Alice’s little investigation about Janie and Violet Sunday instigated some of her violent childhood memories to rise to the surface and along with it were huge questions about her and her past. And I didn’t find myself caring at all. Despite being such an independent woman, Alice was a difficult character to like. A huge chunk of my interest was lost the moment Alice’s issues were on the spotlight, to be honest. She’s kind of an unconventional character—a woman who wanted to succeed and make a name in a male dominated career—and I liked that. I liked that she’s strong and driven but beyond that I find myself not caring. I was rather enjoying the strangeness that surrounds Janie. I was even willing to forgive the fact that the little girl had too little page-time for someone who plays such a big role in the plot. Sadly, her part of the story wasn’t given a proper conclusion. It was like the puzzle about Janie and Violet Sunday had been sloppily put together and abruptly abandoned to give way to digging up Alice’s misdeeds which, I think, was the weakest part of the book! Things began falling apart from there on.

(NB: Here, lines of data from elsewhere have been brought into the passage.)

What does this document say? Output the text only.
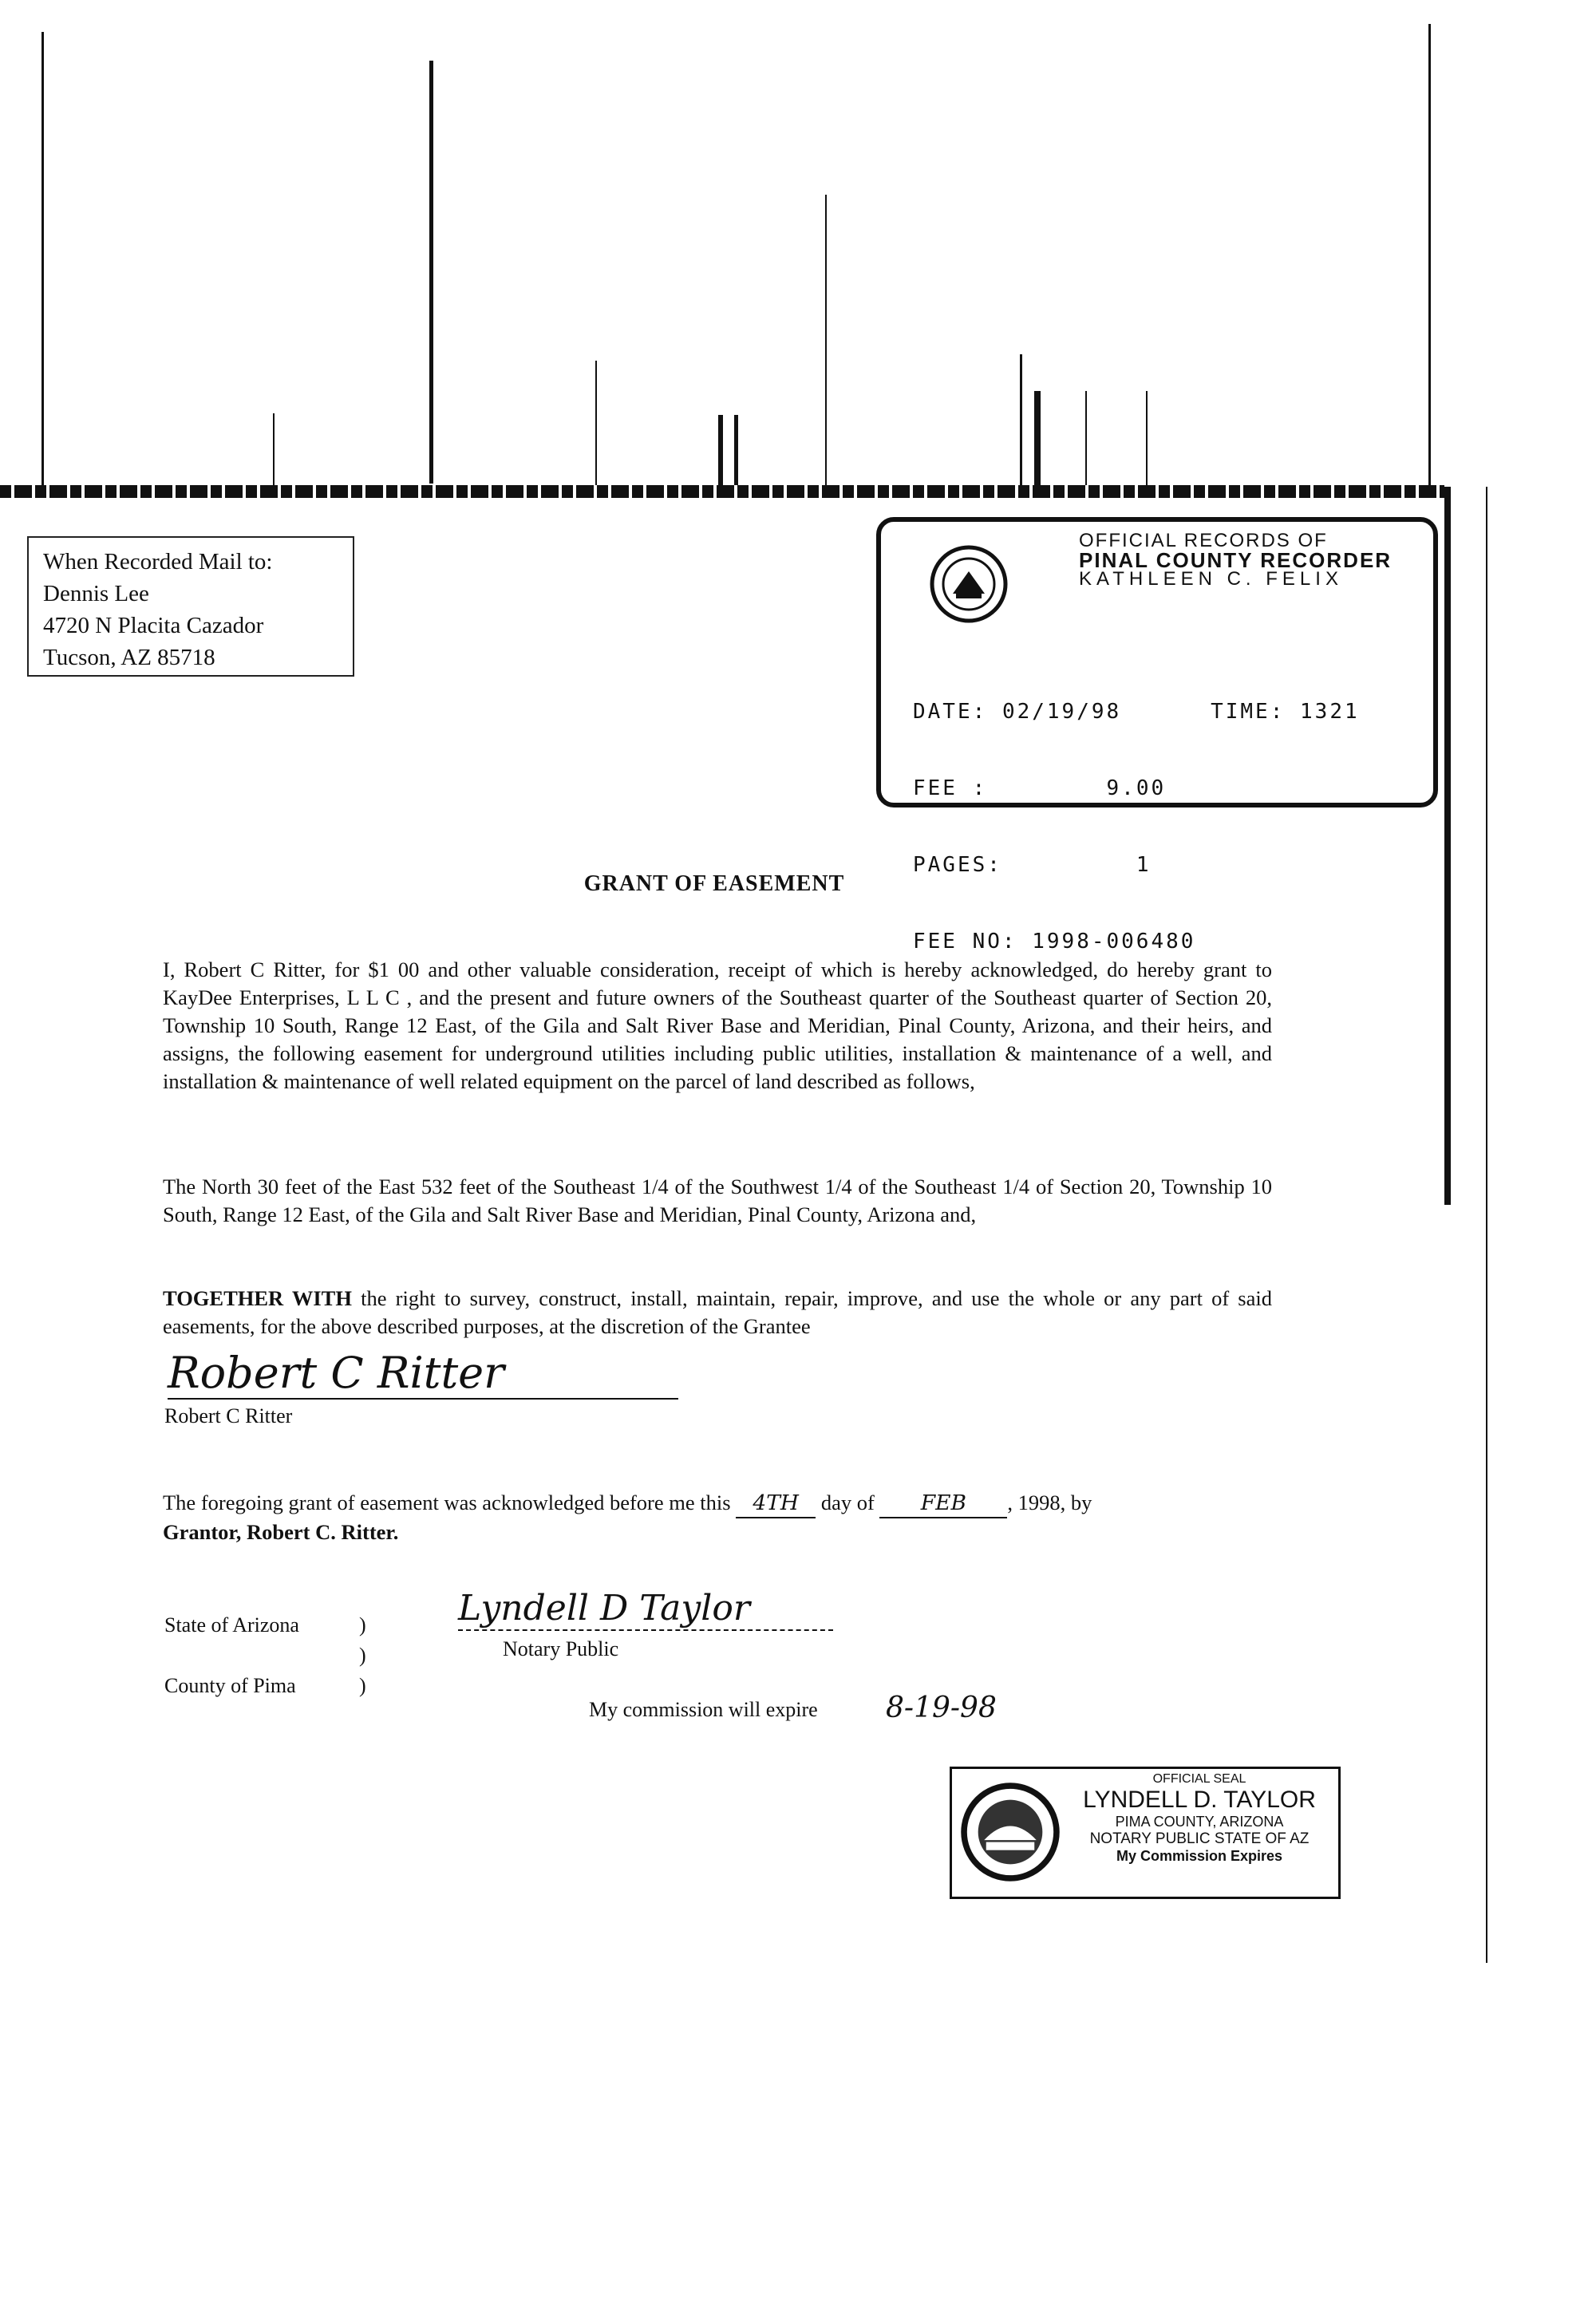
When Recorded Mail to:
Dennis Lee
4720 N Placita Cazador
Tucson, AZ 85718
OFFICIAL RECORDS OF
PINAL COUNTY RECORDER
KATHLEEN C. FELIX

DATE: 02/19/98	TIME: 1321

FEE :	9.00

PAGES:	1

FEE NO: 1998-006480

GRANT OF EASEMENT
I, Robert C Ritter, for $1 00 and other valuable consideration, receipt of which is hereby acknowledged, do hereby grant to KayDee Enterprises, L L C , and the present and future owners of the Southeast quarter of the Southeast quarter of Section 20, Township 10 South, Range 12 East, of the Gila and Salt River Base and Meridian, Pinal County, Arizona, and their heirs, and assigns, the following easement for underground utilities including public utilities, installation & maintenance of a well, and installation & maintenance of well related equipment on the parcel of land described as follows,
The North 30 feet of the East 532 feet of the Southeast 1/4 of the Southwest 1/4 of the Southeast 1/4 of Section 20, Township 10 South, Range 12 East, of the Gila and Salt River Base and Meridian, Pinal County, Arizona and,
TOGETHER WITH the right to survey, construct, install, maintain, repair, improve, and use the whole or any part of said easements, for the above described purposes, at the discretion of the Grantee
Robert C Ritter
Robert C Ritter
The foregoing grant of easement was acknowledged before me this 4TH day of FEB , 1998, by
Grantor, Robert C. Ritter.
State of Arizona
County of Pima
)
)
)
Lyndell D Taylor
Notary Public
My commission will expire 8-19-98
OFFICIAL SEAL
LYNDELL D. TAYLOR
PIMA COUNTY, ARIZONA
NOTARY PUBLIC STATE OF AZ
My Commission Expires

The historical setting didn’t impress me as Winters’ other work did. Or maybe, reading Alison Goodman’s luscious depiction of the 1800’s in Lady Helen Series made me raise my standards on atmospheric delivery a bit higher? I didn’t quite get so much 1925 feels in this book except for the random mention of the war. Much of the efforts, I think, were poured into building up the mystery around Janie and so less was given to developing an atmospheric setting. The sacrifice wouldn’t have irate me so much if the plot hadn’t took a turn into a ridiculous direction.
And that ending? Other readers may find that ending spooky, surprising, heart-wrenching. But it did not work for me. If anything, it just ruined the hard work laid on the first three quarters of the book. The conclusion to Janie’s case wasn’t in any way satisfying. The conclusion to Alice’s case was ridiculous. She did made some improper decisions towards the end and I would have wanted to see her face the consequences as the strong, independent, and ambitious woman that she is. Instead she snapped, became violent, lied about what happened, and easily got away with what she did! Sigh.
I had high hopes about loving this book simply because it’s a Cat Winters book. Sadly, I didn’t quite enjoyed this as much as I enjoyed The Uninvited. I probably won’t be picking this up for a re-read but I still adore Cat Winters and I’d definitely still pick up whatever she writes in the future.